Bild: Hat geprahlt, mit seiner „15-jährigen Geliebten“ in Rente gehen zu w…
[1][Rita Segato] war vorsichtig. Es falle ihr nicht leicht, diese
Stellungnahme über die fürchterliche Situation in Bolivien zu
veröffentlichen, erklärte die argentinische Feministin und Anthropologin in
einem Beitrag, den jüngst ein bolivianisches Radio veröffentlichte. Segato
lebt nicht in dem Andenstaat. Folglich betrachtet sie die Lage von einem
anderen Standort aus als indigene Feministinnen, die unter der
rassistischen, klerikalen Herrschaft der alten Eliten Boliviens leiden. Sie
nahm es deshalb vorweg: „Ich befürchte, dass man mich nicht für berechtigt
hält, euch das zu sagen.“
Dennoch äußerte sich Segato eindeutig. Sie warf [2][dem bisherigen –
indigenen – Präsidenten Evo Morales] vor, selbst schuld daran zu sein, dass
er im November gestürzt wurde und ins Exil flüchten musste: „Für mich war
er nicht Opfer eines Staatsstreichs, sondern seines allgemeinen
Misskredits.“
Sie verglich zum Beispiel Morales’ Gleichgültigkeit angesichts eines
Waldbrands mit der des rechtsextremen brasilianischen Präsidenten Jair
Bolsonaro. Und sie kritisierte Evos Ingnoranz in Hinblick auf ein
Referendum, bei dem die Mehrheit seine erneute Kandidatur zur
Präsidentschaft abgelehnt hatte. Sie diskreditierte Morales als Macho,
indem sie seine eigenen Worte zitierte: „Wenn ich in Rente gehe, dann mit
meinem Charango (Zupfinstrument), meinen Kokablättern und meiner
15-jährigen Geliebten.“
Die Vorsicht hatte ihr nichts genutzt. Auf Twitter hagelte es aufgeregte
Kommentare, und indigene Bolivianerinnen erhoben schwere Vorwürfe. Mit
ihrem „intellektuellen Geschwurbel“ verschleiere sie, dass ein Putsch
stattgefunden habe, kommentierte eine Gruppe, die sich als „Warmis, Zomo,
Frauen aus dem Süden, Frauen aus den Gebieten unserer Vorfahren“ zu
erkennen gab.
## Der bittere Geschmack kolonialer Eroberung
Sie hoben die Fortschritte hervor, die Morales indigenen Frauen gebracht
habe, und fanden es übertrieben, den Ex-Präsidenten als „Oberpatriarchen“
darzustellen.

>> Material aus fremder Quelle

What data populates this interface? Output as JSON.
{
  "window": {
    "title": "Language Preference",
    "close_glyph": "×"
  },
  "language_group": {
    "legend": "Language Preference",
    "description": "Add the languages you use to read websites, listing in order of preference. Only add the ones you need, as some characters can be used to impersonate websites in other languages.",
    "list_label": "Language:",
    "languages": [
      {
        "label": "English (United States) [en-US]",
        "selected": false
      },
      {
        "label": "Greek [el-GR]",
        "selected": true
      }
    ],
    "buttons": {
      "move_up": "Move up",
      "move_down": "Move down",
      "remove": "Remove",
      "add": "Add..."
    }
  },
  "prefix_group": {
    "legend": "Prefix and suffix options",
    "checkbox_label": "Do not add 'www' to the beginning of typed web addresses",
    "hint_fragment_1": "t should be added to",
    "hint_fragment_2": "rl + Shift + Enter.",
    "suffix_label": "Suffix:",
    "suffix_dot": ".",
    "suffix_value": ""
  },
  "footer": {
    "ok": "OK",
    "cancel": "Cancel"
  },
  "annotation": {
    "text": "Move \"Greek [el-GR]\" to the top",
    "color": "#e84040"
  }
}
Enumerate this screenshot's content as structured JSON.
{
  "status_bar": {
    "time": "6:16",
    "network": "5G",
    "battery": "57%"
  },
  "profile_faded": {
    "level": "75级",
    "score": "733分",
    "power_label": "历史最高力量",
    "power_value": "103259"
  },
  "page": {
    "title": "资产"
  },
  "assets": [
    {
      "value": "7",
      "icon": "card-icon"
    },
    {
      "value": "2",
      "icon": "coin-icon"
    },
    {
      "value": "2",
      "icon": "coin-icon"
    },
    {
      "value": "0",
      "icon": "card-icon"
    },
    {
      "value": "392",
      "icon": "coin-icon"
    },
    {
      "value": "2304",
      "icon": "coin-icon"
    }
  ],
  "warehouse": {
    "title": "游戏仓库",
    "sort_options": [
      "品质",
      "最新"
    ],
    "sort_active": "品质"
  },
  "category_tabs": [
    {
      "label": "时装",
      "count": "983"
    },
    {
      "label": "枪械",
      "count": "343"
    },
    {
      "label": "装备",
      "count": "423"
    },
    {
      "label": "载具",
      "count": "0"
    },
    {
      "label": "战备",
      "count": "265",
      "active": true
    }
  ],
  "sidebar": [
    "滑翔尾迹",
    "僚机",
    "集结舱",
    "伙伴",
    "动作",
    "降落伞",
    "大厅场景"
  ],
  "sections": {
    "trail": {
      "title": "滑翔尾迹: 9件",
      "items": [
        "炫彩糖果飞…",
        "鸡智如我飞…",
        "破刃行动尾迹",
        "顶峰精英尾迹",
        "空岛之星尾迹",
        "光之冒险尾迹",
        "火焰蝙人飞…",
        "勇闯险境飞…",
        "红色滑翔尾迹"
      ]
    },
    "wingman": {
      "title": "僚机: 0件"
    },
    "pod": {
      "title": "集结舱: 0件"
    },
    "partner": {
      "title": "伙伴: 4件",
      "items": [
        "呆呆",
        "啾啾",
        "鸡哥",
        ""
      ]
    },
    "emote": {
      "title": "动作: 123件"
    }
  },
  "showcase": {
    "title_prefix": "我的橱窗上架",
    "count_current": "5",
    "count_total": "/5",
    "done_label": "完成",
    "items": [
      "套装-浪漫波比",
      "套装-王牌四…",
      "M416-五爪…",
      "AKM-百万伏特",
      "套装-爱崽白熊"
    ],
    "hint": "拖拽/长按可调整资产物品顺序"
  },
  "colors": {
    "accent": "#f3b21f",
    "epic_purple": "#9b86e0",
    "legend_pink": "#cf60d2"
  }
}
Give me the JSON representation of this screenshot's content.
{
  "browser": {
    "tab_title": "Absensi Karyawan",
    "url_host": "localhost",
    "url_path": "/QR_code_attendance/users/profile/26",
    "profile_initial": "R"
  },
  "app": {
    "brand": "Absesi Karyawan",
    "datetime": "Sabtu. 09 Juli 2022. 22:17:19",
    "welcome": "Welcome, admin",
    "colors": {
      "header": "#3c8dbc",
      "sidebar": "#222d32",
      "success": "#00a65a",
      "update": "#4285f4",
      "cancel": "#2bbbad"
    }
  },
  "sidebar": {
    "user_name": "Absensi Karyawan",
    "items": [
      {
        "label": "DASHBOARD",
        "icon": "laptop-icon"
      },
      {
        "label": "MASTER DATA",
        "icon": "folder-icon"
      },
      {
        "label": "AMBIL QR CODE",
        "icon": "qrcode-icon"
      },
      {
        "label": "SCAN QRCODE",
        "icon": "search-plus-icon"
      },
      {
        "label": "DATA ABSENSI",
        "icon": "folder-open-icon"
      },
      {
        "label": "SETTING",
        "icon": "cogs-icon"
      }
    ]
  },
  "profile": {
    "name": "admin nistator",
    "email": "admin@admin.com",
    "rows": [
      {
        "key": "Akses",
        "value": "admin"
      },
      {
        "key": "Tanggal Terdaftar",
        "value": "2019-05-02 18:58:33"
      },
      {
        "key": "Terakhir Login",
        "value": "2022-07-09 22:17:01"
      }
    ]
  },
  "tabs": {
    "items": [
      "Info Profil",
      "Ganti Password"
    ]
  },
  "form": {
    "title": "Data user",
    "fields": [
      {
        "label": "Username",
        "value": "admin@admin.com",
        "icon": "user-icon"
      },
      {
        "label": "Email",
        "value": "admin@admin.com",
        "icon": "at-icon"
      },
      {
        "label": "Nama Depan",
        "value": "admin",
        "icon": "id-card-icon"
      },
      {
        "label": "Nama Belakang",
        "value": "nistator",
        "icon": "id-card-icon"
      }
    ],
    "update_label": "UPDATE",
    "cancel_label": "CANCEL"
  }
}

Der weißen Feministin sprechen sie zwar nicht explizit ab,
über die Situation in Bolivien urteilen zu dürfen, lassen aber in ihrer
Einordnung keine Zweifel. Im Gegensatz zu ihr hätten sie den bitteren
Geschmack kolonialer Eroberung erlebt, betonen sie. Sie seien besorgt
darüber, dass Segatos Argumentation eine „schöne Tarnung, einen Euphemismus
für den rassistischen Diskurs jener bietet, die ihr zuhören“.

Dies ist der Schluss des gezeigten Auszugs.